The Vanguard Group, Malvern, Pa., filed an application with the Securities and Exchange Commission to offer three international ETFs. One ETF is based on the MSCI Europe index and another on the MSCI Pacific index; the third is based on a custom index formed specifically for Vanguard, the MSCI Select Emerging Markets Free index, according to Rebecca Cohen, a spokeswoman for Vanguard.
Steven Schoenfeld, managing director and head of international equities at BGI, said BGI filed an application with the SEC to offer an emerging markets ETF - based on the standard MSCI Emerging Markets Free index - before Vanguard filed its request. Mr. Schoenfeld said certain "operational hurdles" exist with using the MSCI Emerging Markets Free index, but he believes they can be overcome.

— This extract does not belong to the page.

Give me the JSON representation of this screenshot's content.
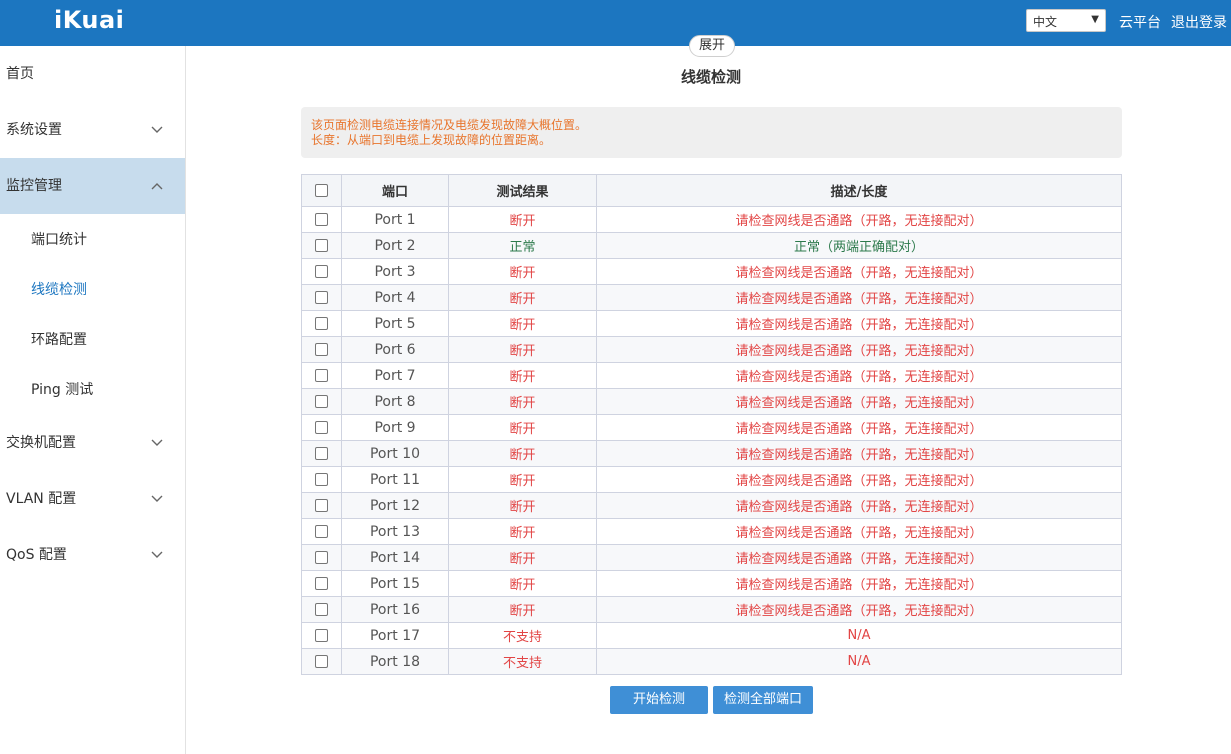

FTSE Group, which offers many international ETFs in Europe and Japan based on its indexes, is exploring the possibility of offering international ETFs in the United States, according to Tim Tindall, a spokesman for FTSE Americas. Mr. Tindall said FTSE would do it only if it can offer unique products .
"The use of international ETFs is particularly helpful if (a pension fund) is in a transition and can use iShares to park cash," said Mr. Schoenfeld.
ETFs also can be helpful "if a pension fund is increasing its international allocation to 15% from 12%," said Mr. Schoenfeld. "It can take a while to hire all the active managers. The pension fund could put the additional allocation in EAFE iShares and take it out when it chooses managers," he added.
`Best way to invest cash'
James Thames, senior portfolio manager of Arrowstreet Capital LP, Cambridge, Mass., agreed international ETFs "are a cost-efficient way of maintaining a fully invested status," which his firm does with its international equity strategies.
"We would use them as cash builds up in an account; it's the best way to invest cash," added Mr. Thames.
Mr. Thames said his only complaint about the MSCI iShares is that they have "spotty liquidity." He said the iShares based on the EAFE and MSCI Japan indexes have good liquidity but the rest of them "are dramatically less liquid."
The use of international ETFs also are considered better than "the `d' word - derivatives," said Mr. Thames.